Mitochondrial impairment and oxidative stress in leukocytes after testosterone administration to female-to-male transsexuals.


PMID 24251401

Abstract

Testosterone undecanoate (T) treatment is common in female-to-male transsexuals (FtMs) but can induce impairment of mitochondrial function and oxidative stress. The effect of T treatment on the mitochondrial function and redox state of leukocytes of FtMs subjects was evaluated.

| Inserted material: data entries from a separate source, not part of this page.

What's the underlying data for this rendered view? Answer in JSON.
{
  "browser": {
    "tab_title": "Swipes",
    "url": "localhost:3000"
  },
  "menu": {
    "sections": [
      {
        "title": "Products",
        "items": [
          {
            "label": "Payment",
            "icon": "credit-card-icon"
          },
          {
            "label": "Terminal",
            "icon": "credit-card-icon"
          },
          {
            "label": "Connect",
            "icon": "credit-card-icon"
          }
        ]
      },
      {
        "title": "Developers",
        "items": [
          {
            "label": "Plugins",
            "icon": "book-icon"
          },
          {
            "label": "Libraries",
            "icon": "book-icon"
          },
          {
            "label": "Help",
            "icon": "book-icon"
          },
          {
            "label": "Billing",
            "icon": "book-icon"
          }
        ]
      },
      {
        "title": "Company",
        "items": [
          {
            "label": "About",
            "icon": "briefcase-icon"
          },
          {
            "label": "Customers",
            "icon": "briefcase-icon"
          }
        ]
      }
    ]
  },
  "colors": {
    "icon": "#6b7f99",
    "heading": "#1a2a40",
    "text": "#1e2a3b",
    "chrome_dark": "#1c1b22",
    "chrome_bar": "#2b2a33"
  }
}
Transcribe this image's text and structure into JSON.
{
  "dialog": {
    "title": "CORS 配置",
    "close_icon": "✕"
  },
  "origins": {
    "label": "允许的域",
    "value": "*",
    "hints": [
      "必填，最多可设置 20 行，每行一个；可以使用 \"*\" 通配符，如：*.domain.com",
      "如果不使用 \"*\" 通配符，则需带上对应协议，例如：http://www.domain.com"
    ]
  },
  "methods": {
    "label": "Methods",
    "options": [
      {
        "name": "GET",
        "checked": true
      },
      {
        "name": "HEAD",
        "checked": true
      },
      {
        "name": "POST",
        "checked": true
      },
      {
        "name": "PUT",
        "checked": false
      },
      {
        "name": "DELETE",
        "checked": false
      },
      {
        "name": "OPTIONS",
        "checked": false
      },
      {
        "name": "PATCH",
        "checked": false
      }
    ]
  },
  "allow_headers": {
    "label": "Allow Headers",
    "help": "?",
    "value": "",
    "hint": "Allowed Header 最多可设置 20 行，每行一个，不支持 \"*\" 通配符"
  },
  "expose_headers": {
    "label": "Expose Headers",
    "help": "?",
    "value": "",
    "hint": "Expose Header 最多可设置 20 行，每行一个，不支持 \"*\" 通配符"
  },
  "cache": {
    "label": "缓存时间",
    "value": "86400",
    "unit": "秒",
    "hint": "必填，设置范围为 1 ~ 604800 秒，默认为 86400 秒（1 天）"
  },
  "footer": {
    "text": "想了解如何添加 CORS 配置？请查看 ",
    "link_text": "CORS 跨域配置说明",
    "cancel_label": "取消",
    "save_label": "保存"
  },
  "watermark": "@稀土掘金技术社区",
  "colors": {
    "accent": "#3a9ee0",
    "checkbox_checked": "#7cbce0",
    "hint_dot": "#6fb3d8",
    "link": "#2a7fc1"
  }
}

This was an observational study conducted in a university hospital. Fifty-seven FtMs were treated with T (1,000 mg) for 12 weeks, after which anthropometric and metabolic parameters and mitochondrial function were evaluated. Anthropometric and metabolic parameters were evaluated. Mitochondrial function was studied by assessing mitochondrial oxygen (O2) consumption, membrane potential, reactive oxygen species (ROS) production, glutathione levels (GSH), and the reduced glutathione/oxidized glutathione (GSH)/(GSSG) ratio in polymorphonuclear cells. T treatment led to mitochondrial impairment in FtMs as a result of a decrease in mitochondria O2 consumption, the membrane potential, GSH levels, and the (GSH)/(GSSG) ratio and an increase in ROS production. Mitochondrial O2 consumption and membrane potential negatively correlated with T levels, which was further confirmed that the T treatment had induced mitochondrial dysfunction. T also produced a significant increase in total testosterone, free androgenic index, and atherogenic index of plasma, and a decrease in sex hormone-binding globulin and high-density lipoprotein cholesterol. Treatment of FtMs with T can induce impairment of mitochondrial function and a state of oxidative stress. This effect should be taken into account in order to modulate possible comorbidities in these patients.